The climb was too far from the finish to have a "no holds bar, drop the gauntlet," slug match. Had it been an uphill finish, AC would have gone into action, droped everybody, with probably Schleck (Andy) and Wiggins, clawing and scratching to limit their losses to the finish. And Armstrong would not have resisted them, as he did in yesterday's different course.
As it was the attack, which did eliminate Evans, but not Armstrong (who I must say, even for a guy who never liked him, did an impressive bridge - he absolutely squeezed evey ounce of energy out of his body to save his GC 2nd place, but he did it. Amazing character that, from an athletic point of view mind you.), was destined to loose steam, the moment it was aparant that the latter was coming back to them.
Had it been a sprint up to the finish line, however, Armstrong would have been definitively dropped. By how much I don't know, but on the sheer dynamics of yesterday's course, he would have surely lost time had the race finished on the mountain.
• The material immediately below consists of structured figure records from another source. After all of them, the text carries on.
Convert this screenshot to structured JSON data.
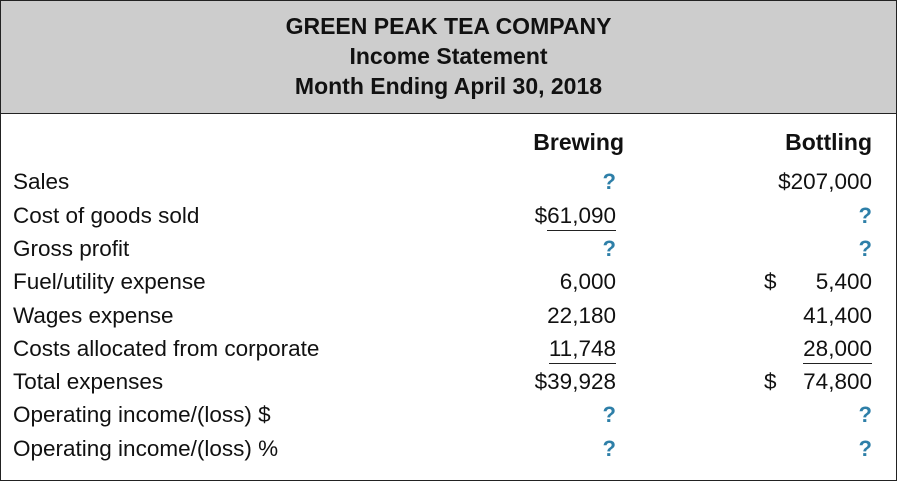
{
  "header": {
    "company": "GREEN PEAK TEA COMPANY",
    "statement": "Income Statement",
    "period": "Month Ending April 30, 2018"
  },
  "columns": {
    "brewing": "Brewing",
    "bottling": "Bottling"
  },
  "rows": [
    {
      "label": "Sales",
      "brewing": "?",
      "bottling": "$207,000"
    },
    {
      "label": "Cost of goods sold",
      "brewing_prefix": "$",
      "brewing": "61,090",
      "bottling": "?"
    },
    {
      "label": "Gross profit",
      "brewing": "?",
      "bottling": "?"
    },
    {
      "label": "Fuel/utility expense",
      "brewing": "6,000",
      "bottling_prefix": "$",
      "bottling": "5,400"
    },
    {
      "label": "Wages expense",
      "brewing": "22,180",
      "bottling": "41,400"
    },
    {
      "label": "Costs allocated from corporate",
      "brewing": "11,748",
      "bottling": "28,000"
    },
    {
      "label": "Total expenses",
      "brewing": "$39,928",
      "bottling_prefix": "$",
      "bottling": "74,800"
    },
    {
      "label": "Operating income/(loss) $",
      "brewing": "?",
      "bottling": "?"
    },
    {
      "label": "Operating income/(loss) %",
      "brewing": "?",
      "bottling": "?"
    }
  ]
}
Or else he would have had to pull a Stephen Roche at Alpe d'Huez 87 to keep it to less than 20 seconds.
In any case this is why Wiggins, in my opinion, was dissuaded from pursuing an action which wasn't going to gain him anything, so logic (and your body) tells you to mission abort. Also because let's say they were able to hold Armstrong off, resisting his bold counter-attack form behind, it would have been so minimal over the col, that Armstrong would have come back to them anyway on the descent. Thus, again, mission abort. Whereas had they been racing to the finish, and not to a 20k descent to the finish, then everybody would have killed themselves as much as Armstrong did to bridge, leaving the latter dropped and putting time in him. That's how I see it, in any event.